For this reason, a new ChCl:U mixture and RSM were utilized to evaluate the influence of UAE conditions, such as the molar ratio of ChCl and U, the amount of water (WC) added to this DES, and ultrasonication time (t), on antioxidant properties of LB because this herb was the richest source of antioxidants. WC had a greater effect than the ultrasonication time and ChCl:U molar ratio on CUPRAC, ABTS, and DPPH results of LB extracts. The PCM can be applied to optimize the DES–UAE conditions to obtain LB extracts with potent ACs. The calculated optimal conditions were ChCl:U = 1.01 mol/mol, WC = 40%, and t = 15 min. The experimental CUPRAC (133.9–493.7 μmol TE/g), ABTS (53.9–273.5 μmol TE/g), and DPPH (84.9–209.5 μmol TE/g) values very closely matched the predicted results (CUPRAC = 133.9–493.7, 53.9–273.5, and 84.9–209.5 μmol TE/g, respectively). Therefore, chemometric tools such as BBD, in conjunction with RSM, can be successfully used for the preparation of natural extracts with a high content of bioactive compounds by the DES–UAE technique.
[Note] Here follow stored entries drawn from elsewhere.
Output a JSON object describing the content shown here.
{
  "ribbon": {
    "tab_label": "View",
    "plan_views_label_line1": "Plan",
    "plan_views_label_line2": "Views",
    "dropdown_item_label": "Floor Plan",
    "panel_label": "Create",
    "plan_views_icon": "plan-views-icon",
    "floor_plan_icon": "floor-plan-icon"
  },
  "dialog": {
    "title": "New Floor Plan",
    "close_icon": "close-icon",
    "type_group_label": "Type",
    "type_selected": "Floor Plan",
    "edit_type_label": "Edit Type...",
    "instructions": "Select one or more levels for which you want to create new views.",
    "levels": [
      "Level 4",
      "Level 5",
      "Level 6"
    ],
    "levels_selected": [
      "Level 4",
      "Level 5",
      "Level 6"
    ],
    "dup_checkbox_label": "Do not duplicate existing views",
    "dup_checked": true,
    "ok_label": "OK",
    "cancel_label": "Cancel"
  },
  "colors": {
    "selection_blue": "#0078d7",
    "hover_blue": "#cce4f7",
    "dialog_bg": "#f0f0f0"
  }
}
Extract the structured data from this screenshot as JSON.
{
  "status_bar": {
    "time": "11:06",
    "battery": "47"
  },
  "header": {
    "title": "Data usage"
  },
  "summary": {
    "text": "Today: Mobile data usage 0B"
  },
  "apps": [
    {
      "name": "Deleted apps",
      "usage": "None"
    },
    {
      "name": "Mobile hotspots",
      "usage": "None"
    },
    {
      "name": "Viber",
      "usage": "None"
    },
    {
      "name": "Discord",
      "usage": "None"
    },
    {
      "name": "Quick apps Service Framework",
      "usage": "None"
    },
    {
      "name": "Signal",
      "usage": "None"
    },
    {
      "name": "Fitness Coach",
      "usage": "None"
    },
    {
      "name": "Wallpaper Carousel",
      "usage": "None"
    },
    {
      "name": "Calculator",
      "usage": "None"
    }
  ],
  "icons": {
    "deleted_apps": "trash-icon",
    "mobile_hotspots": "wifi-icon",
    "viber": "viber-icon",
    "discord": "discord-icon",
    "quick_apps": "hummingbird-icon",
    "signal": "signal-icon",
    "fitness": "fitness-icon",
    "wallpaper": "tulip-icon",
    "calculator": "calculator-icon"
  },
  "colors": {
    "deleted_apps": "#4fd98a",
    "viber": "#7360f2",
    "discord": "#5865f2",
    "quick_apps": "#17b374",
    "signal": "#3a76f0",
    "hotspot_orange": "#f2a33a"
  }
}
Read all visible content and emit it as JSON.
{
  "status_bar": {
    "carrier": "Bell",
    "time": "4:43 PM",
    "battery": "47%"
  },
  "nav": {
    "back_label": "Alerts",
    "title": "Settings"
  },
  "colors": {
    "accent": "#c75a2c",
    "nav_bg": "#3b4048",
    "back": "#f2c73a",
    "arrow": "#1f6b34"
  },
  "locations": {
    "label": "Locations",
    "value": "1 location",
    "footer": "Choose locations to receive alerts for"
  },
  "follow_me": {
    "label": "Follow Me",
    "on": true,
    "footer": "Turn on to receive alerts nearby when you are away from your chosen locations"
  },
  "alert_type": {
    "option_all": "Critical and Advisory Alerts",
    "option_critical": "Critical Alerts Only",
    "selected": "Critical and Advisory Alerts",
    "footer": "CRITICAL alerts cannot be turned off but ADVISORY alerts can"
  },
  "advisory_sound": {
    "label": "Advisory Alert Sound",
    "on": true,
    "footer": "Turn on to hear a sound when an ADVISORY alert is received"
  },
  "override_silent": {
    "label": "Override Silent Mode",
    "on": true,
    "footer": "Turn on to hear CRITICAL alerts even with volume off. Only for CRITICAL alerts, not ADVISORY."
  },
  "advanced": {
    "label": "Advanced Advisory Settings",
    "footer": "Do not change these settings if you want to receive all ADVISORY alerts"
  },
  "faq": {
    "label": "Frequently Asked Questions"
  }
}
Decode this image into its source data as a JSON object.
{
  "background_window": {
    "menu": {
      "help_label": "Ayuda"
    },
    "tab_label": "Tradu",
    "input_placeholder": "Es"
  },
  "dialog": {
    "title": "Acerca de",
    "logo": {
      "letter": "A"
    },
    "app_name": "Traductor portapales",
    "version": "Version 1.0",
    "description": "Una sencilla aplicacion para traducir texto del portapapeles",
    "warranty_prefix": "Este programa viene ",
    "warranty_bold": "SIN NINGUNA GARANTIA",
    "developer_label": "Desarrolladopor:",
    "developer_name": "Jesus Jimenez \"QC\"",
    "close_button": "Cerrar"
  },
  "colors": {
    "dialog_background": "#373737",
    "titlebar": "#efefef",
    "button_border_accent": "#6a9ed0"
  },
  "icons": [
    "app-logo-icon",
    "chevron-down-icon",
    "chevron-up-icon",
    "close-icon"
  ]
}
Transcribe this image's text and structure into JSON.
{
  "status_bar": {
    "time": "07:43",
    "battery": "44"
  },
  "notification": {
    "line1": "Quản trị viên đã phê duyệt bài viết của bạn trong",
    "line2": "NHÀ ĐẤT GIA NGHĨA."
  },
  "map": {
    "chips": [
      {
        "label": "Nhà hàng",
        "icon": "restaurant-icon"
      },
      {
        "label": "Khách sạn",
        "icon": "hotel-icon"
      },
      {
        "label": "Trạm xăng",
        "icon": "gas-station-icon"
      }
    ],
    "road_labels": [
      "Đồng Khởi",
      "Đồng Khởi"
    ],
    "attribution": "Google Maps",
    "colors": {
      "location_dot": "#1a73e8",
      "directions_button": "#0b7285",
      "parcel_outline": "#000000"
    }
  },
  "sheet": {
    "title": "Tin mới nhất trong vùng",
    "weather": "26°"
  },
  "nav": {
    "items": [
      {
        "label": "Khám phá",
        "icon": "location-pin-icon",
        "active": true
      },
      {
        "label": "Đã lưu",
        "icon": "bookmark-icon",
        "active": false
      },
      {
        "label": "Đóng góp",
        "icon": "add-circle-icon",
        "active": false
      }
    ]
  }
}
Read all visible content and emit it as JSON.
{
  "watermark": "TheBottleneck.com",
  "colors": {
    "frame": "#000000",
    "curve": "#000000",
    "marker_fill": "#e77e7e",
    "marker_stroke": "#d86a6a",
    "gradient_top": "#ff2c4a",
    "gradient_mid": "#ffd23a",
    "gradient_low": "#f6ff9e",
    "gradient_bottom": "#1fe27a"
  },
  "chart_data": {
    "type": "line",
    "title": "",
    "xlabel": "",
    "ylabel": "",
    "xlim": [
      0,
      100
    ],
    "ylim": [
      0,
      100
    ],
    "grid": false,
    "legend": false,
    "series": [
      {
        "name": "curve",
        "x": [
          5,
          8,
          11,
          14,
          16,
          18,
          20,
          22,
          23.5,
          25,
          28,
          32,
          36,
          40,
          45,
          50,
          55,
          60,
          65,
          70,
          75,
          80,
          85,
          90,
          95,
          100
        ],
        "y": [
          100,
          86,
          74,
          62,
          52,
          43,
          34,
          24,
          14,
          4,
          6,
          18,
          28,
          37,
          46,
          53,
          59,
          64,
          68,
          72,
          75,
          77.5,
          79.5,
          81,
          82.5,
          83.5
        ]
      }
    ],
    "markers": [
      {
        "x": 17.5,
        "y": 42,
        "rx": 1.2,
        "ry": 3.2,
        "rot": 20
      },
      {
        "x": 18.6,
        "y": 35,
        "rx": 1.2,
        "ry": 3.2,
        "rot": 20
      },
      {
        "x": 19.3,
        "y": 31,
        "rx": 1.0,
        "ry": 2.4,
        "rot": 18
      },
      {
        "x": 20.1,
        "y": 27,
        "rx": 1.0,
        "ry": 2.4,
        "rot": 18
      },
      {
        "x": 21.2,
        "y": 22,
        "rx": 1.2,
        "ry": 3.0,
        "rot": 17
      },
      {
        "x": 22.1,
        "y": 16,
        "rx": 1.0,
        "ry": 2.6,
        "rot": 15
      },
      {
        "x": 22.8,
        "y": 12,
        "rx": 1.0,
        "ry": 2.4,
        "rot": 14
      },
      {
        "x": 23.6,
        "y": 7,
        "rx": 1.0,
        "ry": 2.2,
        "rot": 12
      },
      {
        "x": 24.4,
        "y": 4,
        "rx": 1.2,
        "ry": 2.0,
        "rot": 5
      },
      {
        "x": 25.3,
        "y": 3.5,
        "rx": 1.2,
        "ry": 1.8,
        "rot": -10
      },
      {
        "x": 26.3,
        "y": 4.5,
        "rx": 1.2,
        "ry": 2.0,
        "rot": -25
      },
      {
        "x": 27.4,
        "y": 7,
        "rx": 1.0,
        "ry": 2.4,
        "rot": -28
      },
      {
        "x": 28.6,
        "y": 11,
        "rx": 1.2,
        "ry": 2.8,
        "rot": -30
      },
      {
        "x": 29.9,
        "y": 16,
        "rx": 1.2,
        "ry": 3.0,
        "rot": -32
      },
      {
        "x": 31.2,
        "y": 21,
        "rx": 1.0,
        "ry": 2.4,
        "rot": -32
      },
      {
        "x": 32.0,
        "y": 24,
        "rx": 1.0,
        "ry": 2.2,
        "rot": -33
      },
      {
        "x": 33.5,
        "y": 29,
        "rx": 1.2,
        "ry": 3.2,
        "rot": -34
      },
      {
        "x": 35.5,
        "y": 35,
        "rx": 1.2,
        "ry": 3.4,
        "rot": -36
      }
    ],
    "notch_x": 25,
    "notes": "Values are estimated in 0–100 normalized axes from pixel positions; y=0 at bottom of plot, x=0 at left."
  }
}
The proposed UAE technique using different DESs enhances the efficiency of antioxidant extraction and reduces the use of solvents and reagents, providing the cost-effective production of high-quality extracts with more respect for the environment and human health. A green UAE based on DESs sheds light on future perspectives of industrial applications of herbs and agro-food waste extracts with high antioxidant potential in developing innovative and sustainable food packaging materials and improving the preservation of food products and their physicochemical and sensory characteristics.